For almost as long as I’ve been at my current job, we’ve been pushing for some kind of acceptance criteria from our QA group, both to serve as a contract for what we are estimating and to make the handoff of stories from dev to QA smoother.  With the most recent large set of functionality we’ve been working on, we’ve been getting these much more consistently.  We don’t always have the criteria at time of estimation, but we have been getting them by the time we work on the story.  So we haven’t gotten the benefit of a contract for estimation, but the transition of stories from our team to the QA team has been going much more smoothly.

As this most recent release went on, I’ve been feeling more and more like I’m working from a spec.  My work has felt much less like a creative process, and more like I’m following orders.  This is certainly not what I look for in a job, and probably not what people had in mind when creating the XP process.  Because of when it started, I’ve been thinking that maybe we made the wrong decision pushing for the acceptance criteria.  I thought the additional precision might be what is giving me this ‘spec fatigue’, but when Jak Charlton mentioned on twitter the idea of prescriptive requirements, I realized how wrong I’ve been.

The precision offered by the acceptance criteria is almost without question a good thing.  In addition to the contract it provides, the smooth transition between dev and QA is invaluable.  What is a problem is the increased precision with regard to implementation that has crept into our most recent set of stories.  It’s still an issue of precision, but where the precision is encountered is the key.  Our most recent stories have not been any more precise when it comes to identifying the user’s needs, but much more precise when it comes to implementation details.  These ‘prescriptive stories’ seem to be the root cause of the ‘spec fatigue’ I’ve been experiencing.
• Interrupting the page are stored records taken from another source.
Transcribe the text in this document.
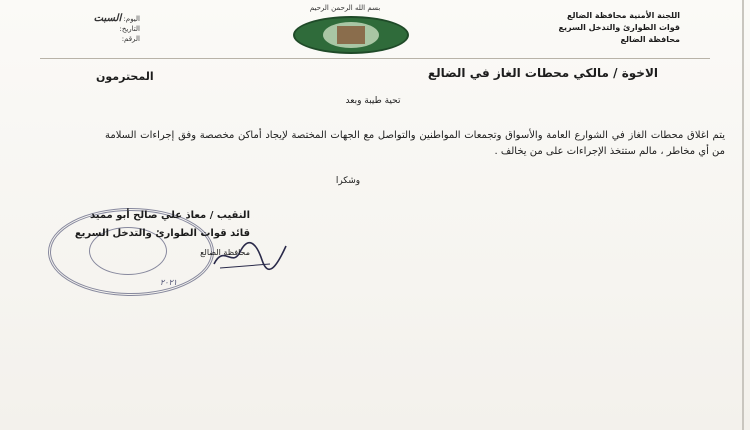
بسم الله الرحمن الرحيم
اللجنة الأمنية محافظة الضالع
قوات الطوارئ والتدخل السريع
محافظة الضالع
اليوم: السبت
التاريخ:
الرقم:
الاخوة / مالكي محطات الغاز في الضالع
المحترمون
تحية طيبة وبعد
يتم اغلاق محطات الغاز في الشوارع العامة والأسواق وتجمعات المواطنين والتواصل مع الجهات المختصة لإيجاد أماكن مخصصة وفق إجراءات السلامة من أي مخاطر ، مالم ستتخذ الإجراءات على من يخالف .
وشكرا
٢٠٢١
النقيب / معاذ علي صالح أبو مميد
قائد قوات الطوارئ والتدخل السريع
محافظة الضالع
I think our main problem is that being told how to solve a problem naturally limits the search area for a solution.  Software development needs to be a very creative process, and when trying to work a solution into a mature codebase few stones should be left unturned in the search for an optimal solution.  If you focus the search on a single stone, you’ll rarely find what it is you’re looking for.  Even worse, a prescribed solution might not (and often doesn’t) make sense when looked at from the guts of the application.  This forces convoluted logic on developers, and if the prescribed solution involves something often accessed in code, it can lead to seemingly unrelated bugs pretty easily.

As much as Jak’s comment cleared things up in my head, I can’t seem to find a great solution no matter how much I think about it.  We are still not entirely clear on what has made our last few rounds of stories as prescriptive as they are, and without knowing the cause it’s hard to propose a solution.  I think the best thing we can do is try to better educate our product team about why we don’t want stories to include implementation details.  We have been working on this, trying to help them understand how even though it seems like suggesting an implementation makes our job easier it can really make things much more difficult.  In addition, I think it may be helpful to have a developer or two review the stories as they are being written so we can stop them from going too far down a bad path.  Adding this overhead to our process may not be exactly what we want, but it could really pay off in the long term if we start getting better stories.  Treating the stories as another product could make for an interesting role reversal as well – in addition to better stories we could get a better idea what it feels like to be on the other side of the table in our normal interactions.